King Road is currently closed, allowing for only local and military traffic, explained Erik Mitchell, deputy director, DPW.
“Those roads take a lot of non-Fort Bragg traffic … these roads were not designed to take the traffic volume they currently take, said Mitchell. “Higher traffic volumes increase road degradation.”
This increase in traffic can be attributed to the growth of surrounding communities and semi-trucks exiting major roadways to cut through the roads around Fort Bragg to avoid going through towns.
“In particular, tractor trailers with roof trussing and other heavy loads regularly traverse those roads,” said Blue.
Hurricane Matthew and every subsequent storm have highlighted the need to update the construction of many of the roadways on and around Fort Bragg, according to Mitchell.
With the imminent arrival of 2nd Security Force Assistance Brigade, expected as early as March, the impact to these roads will only increase. In a recent study, 8,000 vehicles were recorded traversing Plank Road and 7,000 vehicles were recorded traversing Manchester Road in a 13-hour period, said Ray Goff, Fort Bragg minister of transportation. In the short term, DPW road crews will continue to perform temporary repairs, such as clearing gravel and applying cold patch asphalt to damaged sections of road. Increases in the frequency of repairs on exterior commuter roads impact DPW’s ability to maintain and repair the roads in the cantonment.

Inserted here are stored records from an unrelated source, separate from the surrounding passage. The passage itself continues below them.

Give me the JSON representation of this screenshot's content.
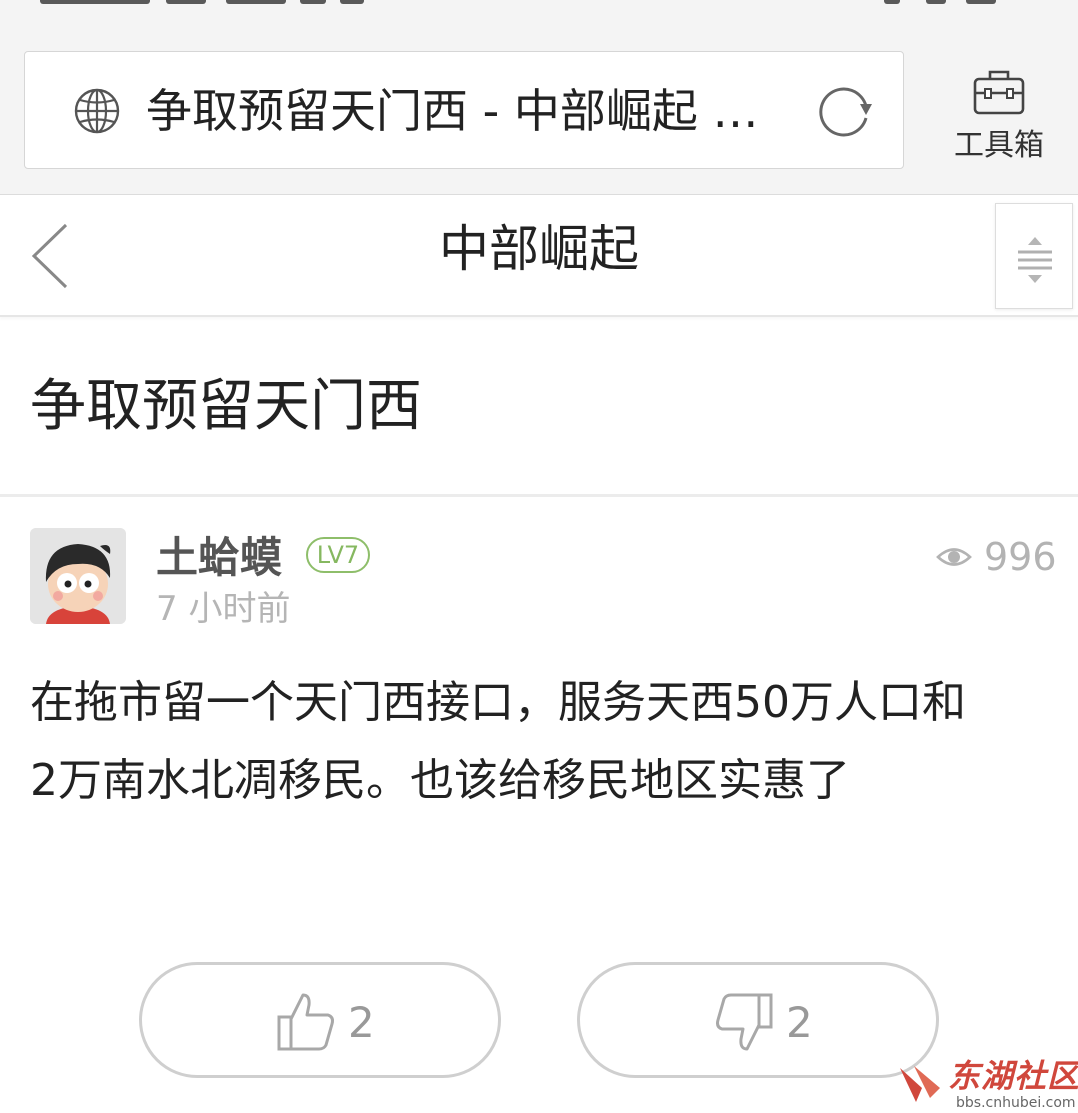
{
  "browser": {
    "url_title": "争取预留天门西 - 中部崛起 …",
    "toolbox_label": "工具箱"
  },
  "header": {
    "forum_name": "中部崛起"
  },
  "thread": {
    "title": "争取预留天门西"
  },
  "post": {
    "author": "土蛤蟆",
    "level": "LV7",
    "time": "7 小时前",
    "views": "996",
    "body_lines": [
      "在拖市留一个天门西接口，服务天西50万人口和",
      "2万南水北凋移民。也该给移民地区实惠了"
    ]
  },
  "votes": {
    "up_count": "2",
    "down_count": "2"
  },
  "watermark": {
    "name": "东湖社区",
    "url": "bbs.cnhubei.com"
  },
  "colors": {
    "level_badge": "#86b860",
    "watermark_red": "#d0473c",
    "muted_text": "#b3b3b3"
  },
  "icons": [
    "globe-icon",
    "reload-icon",
    "toolbox-icon",
    "back-icon",
    "scroll-handle-icon",
    "eye-icon",
    "thumbs-up-icon",
    "thumbs-down-icon"
  ]
}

DPW’s road crews are over-taxed repairing exterior commuter roads, said Aaron Brown, operations and maintenance chief, DPW. In the long term, DPW is seeking money from their higher headquarters to assist in what Mitchell calls a “full-depth” repair of Fort Bragg’s roads. Another facet of the long-term plan involves transferring responsibility for these roads to the North Carolina Department of Transportation.
“We are in the final glide-path to getting NCDOT to take over the maintenance operations of our training area roads,” said Mitchell.
The exterior roads would become part of the state road infrastructure.
In addition to the volume of traffic, weight of loads being carried and age of the roads, the speeds at which motorists are traveling impacts road conditions and safety on Fort Bragg roads.
DPW have posted revised speed limits in areas where roads are most degraded. Commuters to and from Fort Bragg can help by obeying speed limits and sign postings.
“Go slow,” said Mitchell.
Motorists will encounter loose gravel on degraded roadways and loose gavel at excessive speeds can be dangerous, he explained. Motorists may also reconsider which roads they are using to access the installation; taking an alternate road may prevent encountering road closures during commutes.
In recent months, motorist have driven directly through gates and road blockades in direct defiance of these road closures on both Connecticut Avenue and King Road.
Motorists driving through gates on closed roads are subject to consequences, including but not limited to, prosecution for the damage of federal property.
“If the sign says road closed, the road is closed,” said Brown.
In addition to putting oneself at risk, road crews are also at risk when motorists speed and/or ignore road closures.
Think back to the “That Guy” marketing campaign, said Mitchell.
“Well, “That Guy” is on our roads all the time.”
DPW asks that motorists drive with caution, follow speed limits and respect road closures on roads requiring or undergoing maintenance in and around Fort Bragg. Don’t be “That Guy.”